A would-be champion reflects.
Flash fiction by Rob Spencer
What do you carry when you’ve lost eight finals? For one would-be champion, it’s not the absence of a trophy—it’s the presence of something far heavier: belief, defiance, and the quiet ache of choosing meaning over medals. In this intimate reflection, resilience speaks louder than applause.
They say the locker room feels different after a loss in a final. I wouldn’t know what it feels like after a win.
Eight finals. Eight walks up the tunnel with my chest trying to lift against the weight in my ribs. I learned early that silence is the last sound of hope.
Tonight wasn’t any louder than the others. My shoes felt heavy. My breath was steady—almost rehearsed. I knew how this scene plays. Knew how the crowd sounds when it’s not clapping for you. Knew how to smile just enough during the ceremony that people wouldn’t call it bitterness.
Eight finals. That’s the second most in history. I’m told that like it’s a consolation, but to me, it’s architecture. A shape I built across time—match after match—against legends, against ghosts.
One of them only reached half as many finals as me, and won all four. One of them won once, and never made a final again. The others both knew the joy of winning and the pain of losing, over the 12 years I played.
They say you don’t retire without winning one. That you keep chasing until you lift it. But the truth is… I did lift something. Every time I walked back out there with my heart half-healed, I carried more than a trophy ever could. I carried defiance. I carried belief. I carried the damn nerve to dream again.
And maybe—in eight different universes—there’s a version of me that won once. I think about them sometimes. Not with envy, but with a kind of quiet affection. I hope they smiled. I hope they cried. I hope they understood what it meant.
Then I think about those that never got as far, who crashed out in the semis, or before. Who never stood there on the brink of something as close as I have. Who believed in themselves enough to feel all eight times it was going to happen.
So why go for a ninth?
I’ve already got eight.
And they cost me more than the ninth ever would.

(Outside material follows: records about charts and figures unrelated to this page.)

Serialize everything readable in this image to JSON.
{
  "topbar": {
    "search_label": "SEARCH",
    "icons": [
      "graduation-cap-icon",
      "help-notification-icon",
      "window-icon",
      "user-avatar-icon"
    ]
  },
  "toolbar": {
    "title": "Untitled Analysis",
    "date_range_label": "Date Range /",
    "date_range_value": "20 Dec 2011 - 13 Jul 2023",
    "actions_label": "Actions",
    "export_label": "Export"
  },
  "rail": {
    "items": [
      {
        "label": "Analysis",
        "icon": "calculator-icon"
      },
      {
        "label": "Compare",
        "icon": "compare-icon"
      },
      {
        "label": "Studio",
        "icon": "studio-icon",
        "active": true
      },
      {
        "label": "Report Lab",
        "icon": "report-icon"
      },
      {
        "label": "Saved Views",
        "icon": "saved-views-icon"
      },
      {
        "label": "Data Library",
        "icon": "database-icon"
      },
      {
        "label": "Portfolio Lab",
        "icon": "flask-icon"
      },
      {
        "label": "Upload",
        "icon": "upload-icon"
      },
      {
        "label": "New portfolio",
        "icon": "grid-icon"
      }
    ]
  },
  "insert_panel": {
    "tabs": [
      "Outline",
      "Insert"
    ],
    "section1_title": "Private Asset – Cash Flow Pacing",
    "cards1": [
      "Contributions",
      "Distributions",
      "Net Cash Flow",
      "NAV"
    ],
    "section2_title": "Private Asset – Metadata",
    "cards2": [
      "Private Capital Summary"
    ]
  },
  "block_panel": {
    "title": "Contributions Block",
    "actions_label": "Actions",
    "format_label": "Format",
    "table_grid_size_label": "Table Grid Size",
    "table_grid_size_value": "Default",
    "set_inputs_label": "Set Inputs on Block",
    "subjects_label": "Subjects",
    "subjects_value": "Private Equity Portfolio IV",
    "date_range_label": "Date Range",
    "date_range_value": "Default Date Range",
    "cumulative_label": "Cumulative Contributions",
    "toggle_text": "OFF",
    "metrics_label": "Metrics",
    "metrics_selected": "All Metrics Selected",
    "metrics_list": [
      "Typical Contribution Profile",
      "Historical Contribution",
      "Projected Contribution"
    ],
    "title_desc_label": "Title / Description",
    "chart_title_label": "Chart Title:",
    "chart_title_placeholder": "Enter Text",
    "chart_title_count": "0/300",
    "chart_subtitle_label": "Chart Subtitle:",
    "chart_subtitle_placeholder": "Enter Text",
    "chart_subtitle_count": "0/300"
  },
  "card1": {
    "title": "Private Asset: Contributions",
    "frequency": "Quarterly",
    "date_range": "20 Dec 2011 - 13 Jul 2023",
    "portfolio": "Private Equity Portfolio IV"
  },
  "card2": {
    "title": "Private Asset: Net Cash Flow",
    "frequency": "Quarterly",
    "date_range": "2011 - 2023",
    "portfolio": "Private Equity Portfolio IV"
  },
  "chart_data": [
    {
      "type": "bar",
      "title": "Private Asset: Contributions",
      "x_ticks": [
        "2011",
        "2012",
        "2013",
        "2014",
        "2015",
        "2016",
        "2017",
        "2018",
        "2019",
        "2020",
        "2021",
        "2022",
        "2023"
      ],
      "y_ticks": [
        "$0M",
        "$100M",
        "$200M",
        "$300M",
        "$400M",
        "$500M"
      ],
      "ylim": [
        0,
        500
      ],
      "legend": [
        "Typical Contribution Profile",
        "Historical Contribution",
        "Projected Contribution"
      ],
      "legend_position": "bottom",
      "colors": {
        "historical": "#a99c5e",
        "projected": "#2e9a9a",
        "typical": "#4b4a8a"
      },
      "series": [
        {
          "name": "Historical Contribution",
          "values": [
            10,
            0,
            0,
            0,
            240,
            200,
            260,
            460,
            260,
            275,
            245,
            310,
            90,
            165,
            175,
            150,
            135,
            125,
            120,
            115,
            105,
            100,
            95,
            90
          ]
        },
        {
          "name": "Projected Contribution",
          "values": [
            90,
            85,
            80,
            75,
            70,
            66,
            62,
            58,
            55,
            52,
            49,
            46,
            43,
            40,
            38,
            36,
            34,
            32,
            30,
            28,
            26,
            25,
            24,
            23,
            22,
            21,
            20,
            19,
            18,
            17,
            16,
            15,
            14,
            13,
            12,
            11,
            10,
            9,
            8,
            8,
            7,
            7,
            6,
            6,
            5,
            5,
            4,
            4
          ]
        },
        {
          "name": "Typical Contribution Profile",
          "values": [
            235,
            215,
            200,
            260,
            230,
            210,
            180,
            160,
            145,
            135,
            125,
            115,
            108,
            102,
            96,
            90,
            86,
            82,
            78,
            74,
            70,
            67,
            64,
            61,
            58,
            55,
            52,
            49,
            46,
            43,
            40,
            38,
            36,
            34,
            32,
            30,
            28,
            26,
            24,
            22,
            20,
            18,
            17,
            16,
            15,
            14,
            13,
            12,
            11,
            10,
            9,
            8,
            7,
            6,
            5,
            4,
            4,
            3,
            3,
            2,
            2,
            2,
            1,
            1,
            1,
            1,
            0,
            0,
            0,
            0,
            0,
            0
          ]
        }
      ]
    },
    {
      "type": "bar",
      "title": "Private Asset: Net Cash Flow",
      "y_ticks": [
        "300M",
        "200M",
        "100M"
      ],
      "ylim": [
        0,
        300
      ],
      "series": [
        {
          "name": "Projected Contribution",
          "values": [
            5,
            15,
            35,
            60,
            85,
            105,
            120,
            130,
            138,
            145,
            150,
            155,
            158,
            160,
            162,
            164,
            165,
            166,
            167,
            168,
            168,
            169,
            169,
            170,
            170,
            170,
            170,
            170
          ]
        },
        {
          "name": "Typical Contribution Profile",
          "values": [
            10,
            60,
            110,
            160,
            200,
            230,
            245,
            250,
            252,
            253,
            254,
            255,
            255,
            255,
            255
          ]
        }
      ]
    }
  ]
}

I won’t retire a loser. I refuse to. But I won’t chase another title.
I lost eight finals. I didn’t lose in life.
I remember in high school, when I said I wanted to play professionally. The laughter. Being told how much effort was needed just to compete, that my fire would fizzle by senior year. But I showed them. I really did.
Let someone else chase what I gave my soul to. I’ll be somewhere quiet. Watching. Maybe smiling. Maybe aching a little. But whole, in a way I never expected to be.
I didn’t win—at least not in a final.
But I showed up.
And in this sport, in this life… that’s never nothing.